White House
© Secret Service officer maintains a watch on the 22nd day of a partial government shutdown at the White House in Washington. Reuters/Joshua RobertsSecret Service officer maintains a watch on the 22nd day of a partial government shutdown at the White House in Washington.
Donald Trump went on a morning Twitter rant against media bias and Democrats who refuse to solve the border wall problem as the government shutdown breaks the record as the longest in history.

The president's anger was provoked by what he described as "a fake reporter from the Amazon Washington Post," who claimed that the White House was "chaotic" and lacked any plan for the shutdown.


He denied this allegation and insisted that the White House couldn't be in chaos due to the fact that "there's almost nobody in the W.H. but me, and I do have a plan on the Shutdown."


Trump reminded that building a wall on the Mexican border was one of his main campaign promises.

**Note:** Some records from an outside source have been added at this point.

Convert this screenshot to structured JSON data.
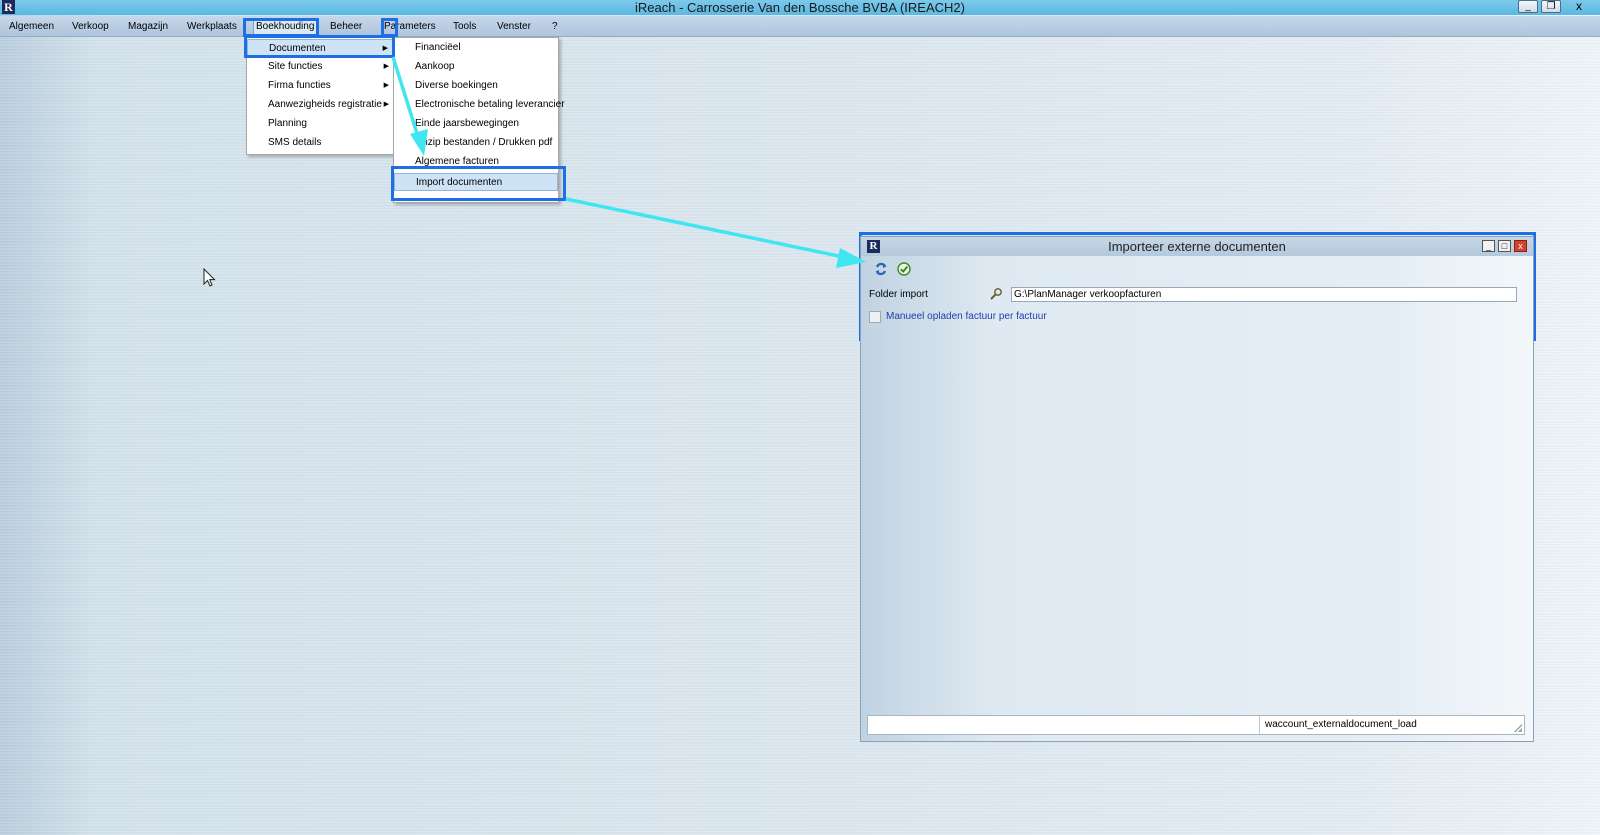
{
  "app": {
    "logo": "R",
    "title": "iReach  - Carrosserie Van den Bossche BVBA  (IREACH2)",
    "window_buttons": [
      "_",
      "❐",
      "x"
    ]
  },
  "menubar": {
    "items": [
      "Algemeen",
      "Verkoop",
      "Magazijn",
      "Werkplaats",
      "Boekhouding",
      "Beheer",
      "Parameters",
      "Tools",
      "Venster",
      "?"
    ],
    "active": "Boekhouding"
  },
  "boekhouding_menu": {
    "items": [
      {
        "label": "Documenten",
        "submenu": true
      },
      {
        "label": "Site functies",
        "submenu": true
      },
      {
        "label": "Firma functies",
        "submenu": true
      },
      {
        "label": "Aanwezigheids registratie",
        "submenu": true
      },
      {
        "label": "Planning",
        "submenu": false
      },
      {
        "label": "SMS details",
        "submenu": false
      }
    ],
    "highlighted": "Documenten"
  },
  "documenten_menu": {
    "items": [
      "Financiëel",
      "Aankoop",
      "Diverse boekingen",
      "Electronische betaling leverancier",
      "Einde jaarsbewegingen",
      "Unzip bestanden / Drukken pdf",
      "Algemene facturen",
      "Import documenten"
    ],
    "highlighted": "Import documenten"
  },
  "import_window": {
    "logo": "R",
    "title": "Importeer externe documenten",
    "buttons": [
      "_",
      "□",
      "x"
    ],
    "toolbar": {
      "refresh_icon": "refresh-icon",
      "confirm_icon": "checkmark-icon"
    },
    "folder_label": "Folder import",
    "folder_value": "G:\\PlanManager verkoopfacturen",
    "checkbox_label": "Manueel opladen factuur per factuur",
    "checkbox_checked": false,
    "status_text": "waccount_externaldocument_load"
  },
  "colors": {
    "highlight_border": "#1e6fe3",
    "arrow": "#40e6ef",
    "titlebar": "#5ab8e2",
    "close_button": "#d3432f"
  }
}
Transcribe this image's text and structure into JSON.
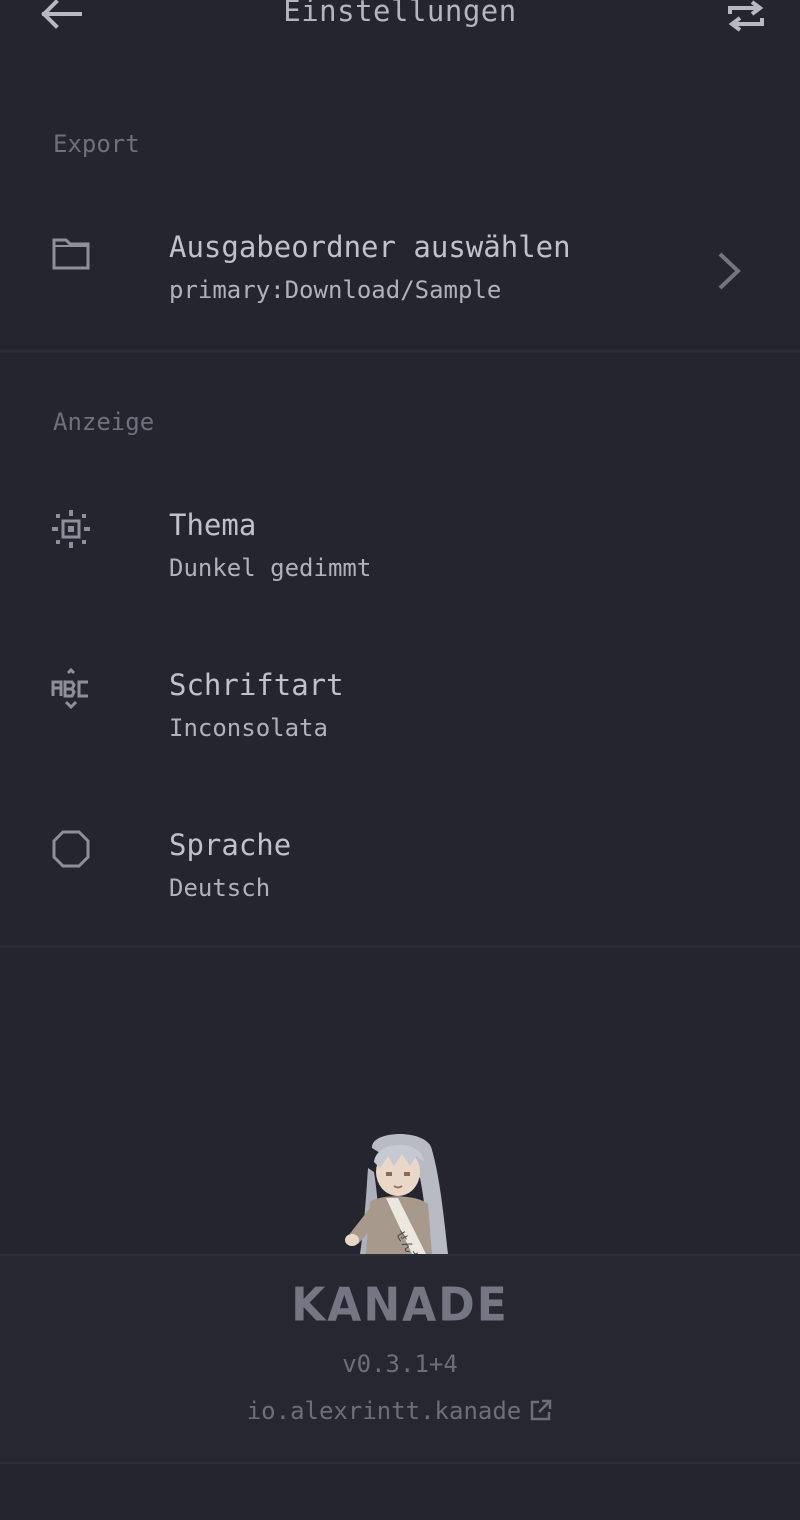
{
  "app": {
    "title": "Einstellungen",
    "icons": {
      "back": "arrow-left-icon",
      "sync": "repeat-icon"
    }
  },
  "sections": {
    "export": {
      "label": "Export",
      "items": [
        {
          "title": "Ausgabeordner auswählen",
          "subtitle": "primary:Download/Sample",
          "icon": "folder-icon"
        }
      ]
    },
    "display": {
      "label": "Anzeige",
      "items": [
        {
          "title": "Thema",
          "subtitle": "Dunkel gedimmt",
          "icon": "theme-icon"
        },
        {
          "title": "Schriftart",
          "subtitle": "Inconsolata",
          "icon": "font-icon"
        },
        {
          "title": "Sprache",
          "subtitle": "Deutsch",
          "icon": "globe-icon"
        }
      ]
    }
  },
  "footer": {
    "logo": "KANADE",
    "version": "v0.3.1+4",
    "package": "io.alexrintt.kanade"
  },
  "colors": {
    "background": "#24252e",
    "text": "#c0c1cc",
    "muted": "#6f707d"
  }
}
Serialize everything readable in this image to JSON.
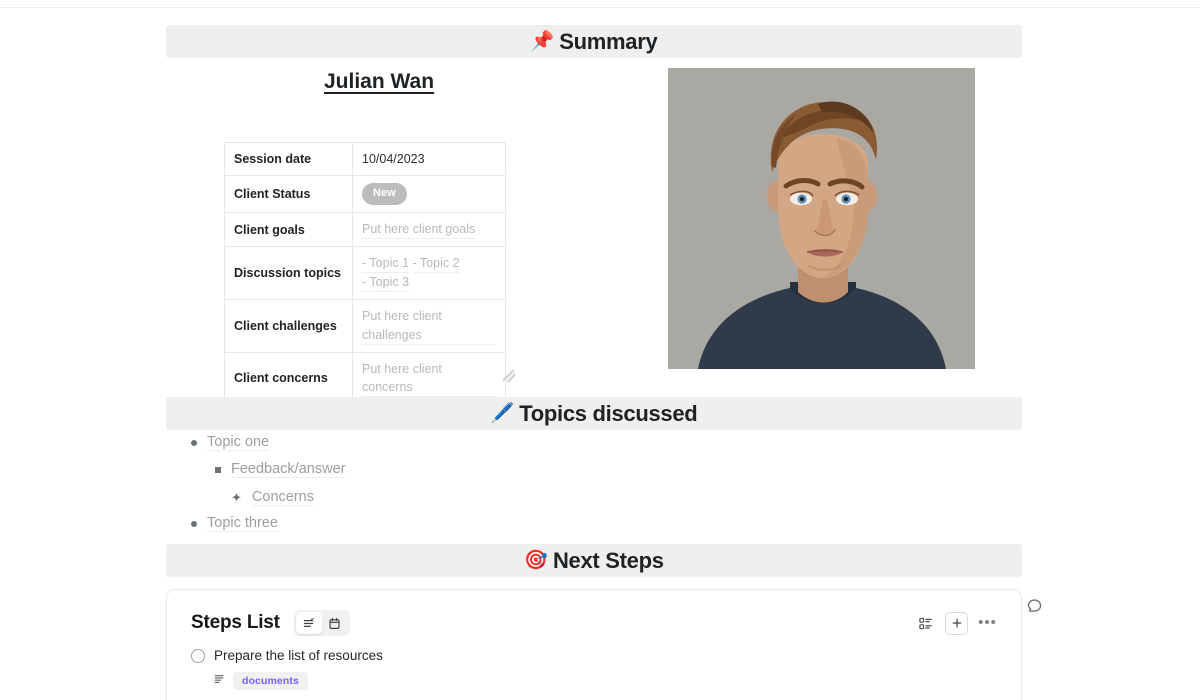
{
  "sections": {
    "summary": {
      "emoji": "📌",
      "title": "Summary",
      "emoji_name": "pushpin-emoji"
    },
    "topics": {
      "emoji": "🖊️",
      "title": "Topics discussed",
      "emoji_name": "pen-emoji"
    },
    "next": {
      "emoji": "🎯",
      "title": "Next Steps",
      "emoji_name": "dart-emoji"
    }
  },
  "client": {
    "name": "Julian Wan",
    "photo_alt": "portrait-photo"
  },
  "table": {
    "rows": [
      {
        "key": "Session date",
        "value": "10/04/2023",
        "type": "text"
      },
      {
        "key": "Client Status",
        "value": "New",
        "type": "badge"
      },
      {
        "key": "Client goals",
        "value": "Put here client goals",
        "type": "placeholder"
      },
      {
        "key": "Discussion topics",
        "value": "- Topic 1\n- Topic 2\n- Topic 3",
        "type": "placeholder-multi",
        "lines": [
          "- Topic 1",
          "- Topic 2",
          "- Topic 3"
        ]
      },
      {
        "key": "Client challenges",
        "value": "Put here client challenges",
        "type": "placeholder"
      },
      {
        "key": "Client concerns",
        "value": "Put here client concerns",
        "type": "placeholder"
      }
    ]
  },
  "topics_list": [
    {
      "label": "Topic one",
      "level": 1,
      "marker": "disc"
    },
    {
      "label": "Feedback/answer",
      "level": 2,
      "marker": "square"
    },
    {
      "label": "Concerns",
      "level": 3,
      "marker": "star"
    },
    {
      "label": "Topic three",
      "level": 1,
      "marker": "disc"
    }
  ],
  "steps_card": {
    "title": "Steps List",
    "view_tabs": [
      {
        "icon": "list-view-icon",
        "active": true
      },
      {
        "icon": "calendar-view-icon",
        "active": false
      }
    ],
    "actions": [
      {
        "icon": "grid-view-icon",
        "label": ""
      },
      {
        "icon": "add-icon",
        "label": "+"
      },
      {
        "icon": "more-options-icon",
        "label": "•••"
      }
    ],
    "items": [
      {
        "label": "Prepare the list of resources",
        "checked": false,
        "tag": "documents",
        "meta_icon": "description-icon"
      }
    ]
  },
  "colors": {
    "section_bar_bg": "#efefef",
    "badge_bg": "#bcbcbc",
    "tag_text": "#7b5cf0",
    "placeholder": "#b6b9bd"
  }
}
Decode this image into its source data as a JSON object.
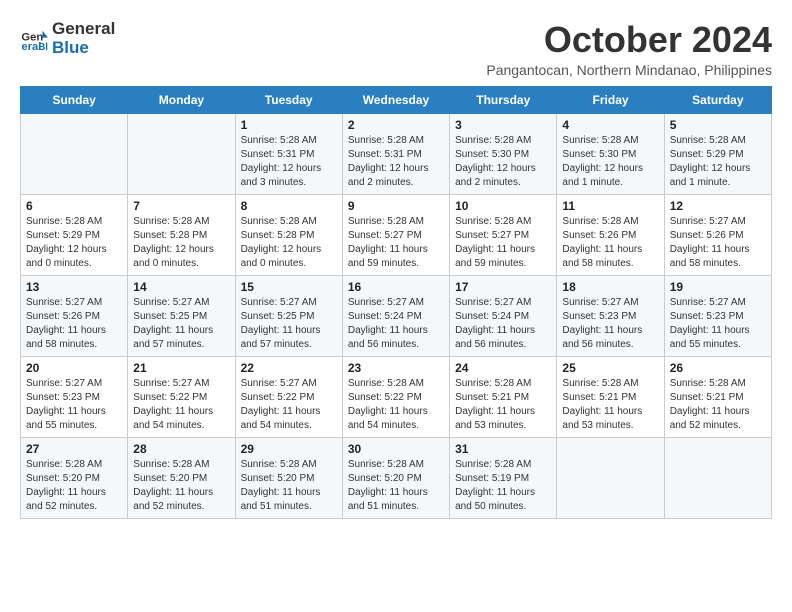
{
  "logo": {
    "line1": "General",
    "line2": "Blue"
  },
  "title": "October 2024",
  "location": "Pangantocan, Northern Mindanao, Philippines",
  "weekdays": [
    "Sunday",
    "Monday",
    "Tuesday",
    "Wednesday",
    "Thursday",
    "Friday",
    "Saturday"
  ],
  "weeks": [
    [
      {
        "day": "",
        "detail": ""
      },
      {
        "day": "",
        "detail": ""
      },
      {
        "day": "1",
        "detail": "Sunrise: 5:28 AM\nSunset: 5:31 PM\nDaylight: 12 hours\nand 3 minutes."
      },
      {
        "day": "2",
        "detail": "Sunrise: 5:28 AM\nSunset: 5:31 PM\nDaylight: 12 hours\nand 2 minutes."
      },
      {
        "day": "3",
        "detail": "Sunrise: 5:28 AM\nSunset: 5:30 PM\nDaylight: 12 hours\nand 2 minutes."
      },
      {
        "day": "4",
        "detail": "Sunrise: 5:28 AM\nSunset: 5:30 PM\nDaylight: 12 hours\nand 1 minute."
      },
      {
        "day": "5",
        "detail": "Sunrise: 5:28 AM\nSunset: 5:29 PM\nDaylight: 12 hours\nand 1 minute."
      }
    ],
    [
      {
        "day": "6",
        "detail": "Sunrise: 5:28 AM\nSunset: 5:29 PM\nDaylight: 12 hours\nand 0 minutes."
      },
      {
        "day": "7",
        "detail": "Sunrise: 5:28 AM\nSunset: 5:28 PM\nDaylight: 12 hours\nand 0 minutes."
      },
      {
        "day": "8",
        "detail": "Sunrise: 5:28 AM\nSunset: 5:28 PM\nDaylight: 12 hours\nand 0 minutes."
      },
      {
        "day": "9",
        "detail": "Sunrise: 5:28 AM\nSunset: 5:27 PM\nDaylight: 11 hours\nand 59 minutes."
      },
      {
        "day": "10",
        "detail": "Sunrise: 5:28 AM\nSunset: 5:27 PM\nDaylight: 11 hours\nand 59 minutes."
      },
      {
        "day": "11",
        "detail": "Sunrise: 5:28 AM\nSunset: 5:26 PM\nDaylight: 11 hours\nand 58 minutes."
      },
      {
        "day": "12",
        "detail": "Sunrise: 5:27 AM\nSunset: 5:26 PM\nDaylight: 11 hours\nand 58 minutes."
      }
    ],
    [
      {
        "day": "13",
        "detail": "Sunrise: 5:27 AM\nSunset: 5:26 PM\nDaylight: 11 hours\nand 58 minutes."
      },
      {
        "day": "14",
        "detail": "Sunrise: 5:27 AM\nSunset: 5:25 PM\nDaylight: 11 hours\nand 57 minutes."
      },
      {
        "day": "15",
        "detail": "Sunrise: 5:27 AM\nSunset: 5:25 PM\nDaylight: 11 hours\nand 57 minutes."
      },
      {
        "day": "16",
        "detail": "Sunrise: 5:27 AM\nSunset: 5:24 PM\nDaylight: 11 hours\nand 56 minutes."
      },
      {
        "day": "17",
        "detail": "Sunrise: 5:27 AM\nSunset: 5:24 PM\nDaylight: 11 hours\nand 56 minutes."
      },
      {
        "day": "18",
        "detail": "Sunrise: 5:27 AM\nSunset: 5:23 PM\nDaylight: 11 hours\nand 56 minutes."
      },
      {
        "day": "19",
        "detail": "Sunrise: 5:27 AM\nSunset: 5:23 PM\nDaylight: 11 hours\nand 55 minutes."
      }
    ],
    [
      {
        "day": "20",
        "detail": "Sunrise: 5:27 AM\nSunset: 5:23 PM\nDaylight: 11 hours\nand 55 minutes."
      },
      {
        "day": "21",
        "detail": "Sunrise: 5:27 AM\nSunset: 5:22 PM\nDaylight: 11 hours\nand 54 minutes."
      },
      {
        "day": "22",
        "detail": "Sunrise: 5:27 AM\nSunset: 5:22 PM\nDaylight: 11 hours\nand 54 minutes."
      },
      {
        "day": "23",
        "detail": "Sunrise: 5:28 AM\nSunset: 5:22 PM\nDaylight: 11 hours\nand 54 minutes."
      },
      {
        "day": "24",
        "detail": "Sunrise: 5:28 AM\nSunset: 5:21 PM\nDaylight: 11 hours\nand 53 minutes."
      },
      {
        "day": "25",
        "detail": "Sunrise: 5:28 AM\nSunset: 5:21 PM\nDaylight: 11 hours\nand 53 minutes."
      },
      {
        "day": "26",
        "detail": "Sunrise: 5:28 AM\nSunset: 5:21 PM\nDaylight: 11 hours\nand 52 minutes."
      }
    ],
    [
      {
        "day": "27",
        "detail": "Sunrise: 5:28 AM\nSunset: 5:20 PM\nDaylight: 11 hours\nand 52 minutes."
      },
      {
        "day": "28",
        "detail": "Sunrise: 5:28 AM\nSunset: 5:20 PM\nDaylight: 11 hours\nand 52 minutes."
      },
      {
        "day": "29",
        "detail": "Sunrise: 5:28 AM\nSunset: 5:20 PM\nDaylight: 11 hours\nand 51 minutes."
      },
      {
        "day": "30",
        "detail": "Sunrise: 5:28 AM\nSunset: 5:20 PM\nDaylight: 11 hours\nand 51 minutes."
      },
      {
        "day": "31",
        "detail": "Sunrise: 5:28 AM\nSunset: 5:19 PM\nDaylight: 11 hours\nand 50 minutes."
      },
      {
        "day": "",
        "detail": ""
      },
      {
        "day": "",
        "detail": ""
      }
    ]
  ]
}
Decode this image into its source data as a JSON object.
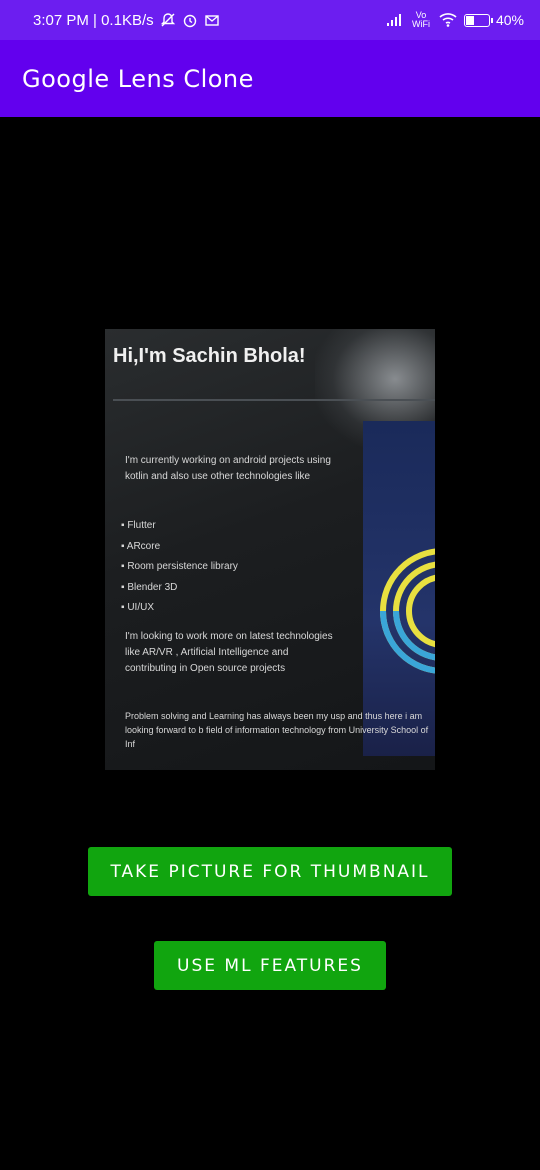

He said that the ball was in the court of his political opponents, warning that "we will be out for a long time unless the Democrats come back from their 'vacations' and get back to work."


The shutdown began on December 22, after Senate Democrats refused to vote on the appropriations bill giving $5.6 billion towards the construction of a barrier on the US-Mexico border that was approved by the Republican-majority House of Representatives. Democrats took over the House on January 3, and refuse to include money for the wall in the funding bills.


Neither of the sides seem willing to budge, yet Trump is also unwilling to resort to declaring a national emergency and use the Pentagon slush fund to build the wall. Some 800,000 federal workers have been affected by the ongoing partial shutdown, missing their paycheck on Friday.

The president didn't elaborate on the reporter or the news program he had in mind while tweeting, but Washington Post's Philip Rucker identified himself as Trump's target.